No worries. I’m going home. Will be back on it tomorrow afternoon.

Thanks for working during the holidays.

Thanks for paying me double time to do it.

LOL. You got it.

I wanted to be free to spend as much time with my family as I could this Christmas. We’re all so thankful to see my mom heading toward the end of her cancer treatment—we hope—and I was hoping for the chance to be with Sofia and Mateo as much as she’d let me be. I never expected to be crashed on her sofa on Christmas Eve.

I send a text to Miguel. Are you hearing anything from Joaquín’s crew that I need to worry about?

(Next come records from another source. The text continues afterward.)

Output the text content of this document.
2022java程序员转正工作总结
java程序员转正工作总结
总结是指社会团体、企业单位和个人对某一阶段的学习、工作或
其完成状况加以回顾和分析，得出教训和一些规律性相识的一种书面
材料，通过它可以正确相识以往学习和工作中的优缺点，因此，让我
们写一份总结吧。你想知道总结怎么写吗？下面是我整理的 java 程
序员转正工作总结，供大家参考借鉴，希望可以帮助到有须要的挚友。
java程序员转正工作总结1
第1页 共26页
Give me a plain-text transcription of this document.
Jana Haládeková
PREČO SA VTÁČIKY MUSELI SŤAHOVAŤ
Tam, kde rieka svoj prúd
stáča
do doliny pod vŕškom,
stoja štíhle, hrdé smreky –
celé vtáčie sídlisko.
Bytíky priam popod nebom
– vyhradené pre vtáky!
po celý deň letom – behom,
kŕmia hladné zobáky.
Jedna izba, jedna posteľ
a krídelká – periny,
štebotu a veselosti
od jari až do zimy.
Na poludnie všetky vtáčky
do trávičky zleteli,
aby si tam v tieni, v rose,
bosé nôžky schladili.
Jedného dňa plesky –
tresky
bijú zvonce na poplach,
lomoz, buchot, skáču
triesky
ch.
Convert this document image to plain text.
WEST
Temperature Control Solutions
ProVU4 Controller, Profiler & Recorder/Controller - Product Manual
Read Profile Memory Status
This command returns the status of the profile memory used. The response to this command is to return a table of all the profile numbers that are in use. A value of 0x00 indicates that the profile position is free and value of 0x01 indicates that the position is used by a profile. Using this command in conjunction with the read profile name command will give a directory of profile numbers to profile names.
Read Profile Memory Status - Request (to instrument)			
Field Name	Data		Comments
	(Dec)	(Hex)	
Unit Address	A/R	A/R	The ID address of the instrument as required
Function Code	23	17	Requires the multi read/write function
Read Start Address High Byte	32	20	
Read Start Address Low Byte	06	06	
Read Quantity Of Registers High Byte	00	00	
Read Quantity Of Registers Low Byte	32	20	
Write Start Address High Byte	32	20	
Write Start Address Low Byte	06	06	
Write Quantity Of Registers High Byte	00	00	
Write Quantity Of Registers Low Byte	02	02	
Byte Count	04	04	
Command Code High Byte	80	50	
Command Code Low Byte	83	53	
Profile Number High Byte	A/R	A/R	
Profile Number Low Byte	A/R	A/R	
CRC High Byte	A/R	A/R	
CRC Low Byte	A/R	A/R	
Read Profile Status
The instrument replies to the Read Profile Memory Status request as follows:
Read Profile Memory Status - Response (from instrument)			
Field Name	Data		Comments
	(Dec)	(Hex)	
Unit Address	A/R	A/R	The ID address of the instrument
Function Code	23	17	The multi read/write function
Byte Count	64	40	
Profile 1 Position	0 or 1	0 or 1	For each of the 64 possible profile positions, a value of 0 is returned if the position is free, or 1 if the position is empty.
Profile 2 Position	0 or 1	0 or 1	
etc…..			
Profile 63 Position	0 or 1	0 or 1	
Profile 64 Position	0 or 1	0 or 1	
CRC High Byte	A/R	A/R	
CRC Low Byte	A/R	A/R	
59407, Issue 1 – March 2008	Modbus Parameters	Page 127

Miguel responds ten minutes later. Just some smack talk, but nothing concrete. We’re keeping an eye on her place. R u there?

Yeah.

If there’s any trouble, call me. Don’t get into it with them.

I hear you.

I’ll check in tomorrow.

Thanks for this.

You got it.

The thought of anyone coming after her because of her asshole ex fills me with anxiety. I can’t be with her and Mateo all the time, as much as I wish I could. After tomorrow, I’m back to work driving customers and tending to my fledgling business. I’ve got everything riding on its success, and I can’t afford to check out.

Between maintenance, insurance and staffing, it’ll be a while before we’re fully profitable, but I can see the light at the end of the tunnel coming in the next few years.

Like most small-business owners, I work part-time—twelve hours a day most days. I heard that joke at a meeting I attended to network with other business owners. I handed out a hundred business cards that day and landed at least ten new regulars. The parking at the airport is obscenely expensive. By undercutting prices offered by ride-sharing services, we get a lot of that business.

People told me I was crazy to get into the car service business in the age of Uber and Lyft, but we’re finding that customers like doing business with a local company. It hasn’t hurt that my uncle Vincent lets me put business cards in every check delivered at Giordino’s. We’ve gotten a ton of new customers from that outreach and from word of mouth.

I’m enjoying the challenge of building something from the bottom up. We started with two cars and now have fifteen. I hope to have thirty by the end of next year. The more cars we have, the more money we can make, but the key is to keep them all running at least seven hours a day. We’re getting closer all the time to that goal, but we’re not quite there yet. Once we surpass that milestone, I’ll start adding more cars to the fleet.

My father, the accountant, and my mother, the lawyer, have been instrumental in helping to get my business up and running. But all the risk is mine, and I intend to make a success of it.